Several protesters were arrested today outside the upper chamber of Russia’s parliament as it prepared to vote on a controversial measure banning Americans from adopting Russian children.
The bill was endorsed by the lower house last week and would be sent to president Vladimir Putin to sign if the Federation Council votes for it today. It is one part of a larger measure by angry MPs retaliating against a recently signed US law that calls for sanctions against Russians deemed to be human rights violators.
Some top government officials, including the foreign minister, have spoken flatly against the bill, arguing that the measure would be in violation of Russia’s constitution and international obligations.
Several people with posters protesting against the bill were arrested outside the Federation Council today. “Children get frozen in the Cold War,” one poster read.
Critics of the bill say it victimises orphans by depriving them of an opportunity to escape often-dismal Russian orphanages. There are about 740,000 children without parental custody in Russia, according to Unicef. More than 60,000 Russian children have been adopted in the United States in the past 20 years.

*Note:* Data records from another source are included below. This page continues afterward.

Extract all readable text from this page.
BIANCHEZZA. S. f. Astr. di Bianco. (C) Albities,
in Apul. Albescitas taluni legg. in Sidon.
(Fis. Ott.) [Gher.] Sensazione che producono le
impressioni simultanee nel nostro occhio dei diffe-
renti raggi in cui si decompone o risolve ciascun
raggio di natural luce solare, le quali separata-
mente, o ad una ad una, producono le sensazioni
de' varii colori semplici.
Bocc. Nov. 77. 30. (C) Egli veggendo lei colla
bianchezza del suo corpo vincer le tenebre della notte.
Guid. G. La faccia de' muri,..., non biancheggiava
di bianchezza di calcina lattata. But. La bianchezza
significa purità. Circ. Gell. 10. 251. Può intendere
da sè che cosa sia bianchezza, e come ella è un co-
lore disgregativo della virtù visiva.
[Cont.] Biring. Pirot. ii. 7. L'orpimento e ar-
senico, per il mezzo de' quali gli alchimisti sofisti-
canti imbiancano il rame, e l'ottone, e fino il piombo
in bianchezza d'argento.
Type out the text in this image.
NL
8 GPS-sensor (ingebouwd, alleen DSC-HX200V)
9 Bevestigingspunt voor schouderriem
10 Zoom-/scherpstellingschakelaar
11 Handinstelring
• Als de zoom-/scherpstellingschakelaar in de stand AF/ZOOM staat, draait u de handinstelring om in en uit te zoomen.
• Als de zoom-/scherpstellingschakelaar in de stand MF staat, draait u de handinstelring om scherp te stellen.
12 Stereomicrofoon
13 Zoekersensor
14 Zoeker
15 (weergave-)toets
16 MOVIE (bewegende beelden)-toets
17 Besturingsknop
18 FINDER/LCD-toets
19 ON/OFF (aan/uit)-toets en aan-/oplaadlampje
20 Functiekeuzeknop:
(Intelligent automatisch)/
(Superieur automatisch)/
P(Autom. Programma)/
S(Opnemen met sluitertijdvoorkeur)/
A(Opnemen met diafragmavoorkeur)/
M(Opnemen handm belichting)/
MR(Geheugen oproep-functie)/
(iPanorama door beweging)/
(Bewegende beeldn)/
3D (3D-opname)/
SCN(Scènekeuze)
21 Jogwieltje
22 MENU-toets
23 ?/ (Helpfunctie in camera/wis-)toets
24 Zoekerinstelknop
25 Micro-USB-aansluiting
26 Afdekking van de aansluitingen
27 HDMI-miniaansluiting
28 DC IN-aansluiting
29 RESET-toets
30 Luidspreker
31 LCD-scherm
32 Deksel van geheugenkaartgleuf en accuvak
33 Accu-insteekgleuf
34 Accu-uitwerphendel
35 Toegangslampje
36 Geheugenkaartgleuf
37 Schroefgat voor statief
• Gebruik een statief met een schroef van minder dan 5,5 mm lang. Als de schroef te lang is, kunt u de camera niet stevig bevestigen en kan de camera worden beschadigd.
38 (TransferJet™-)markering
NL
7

The bill is named after Dima Yakovlev, a Russian toddler who was adopted by Americans and then died in 2008 after his father left him in a car in broiling heat for hours. The father was found not guilty of involuntary manslaughter. Russian MPs argue that by banning adoptions to the US they would be protecting children and encouraging adoptions inside Russia.
Russian children rights ombudsman Pavel Astakhov told the Interfax news agency that 46 children who were about to be adopted by US citizens would stay in Russia – despite court rulings in some of these cases authorising the adoptions.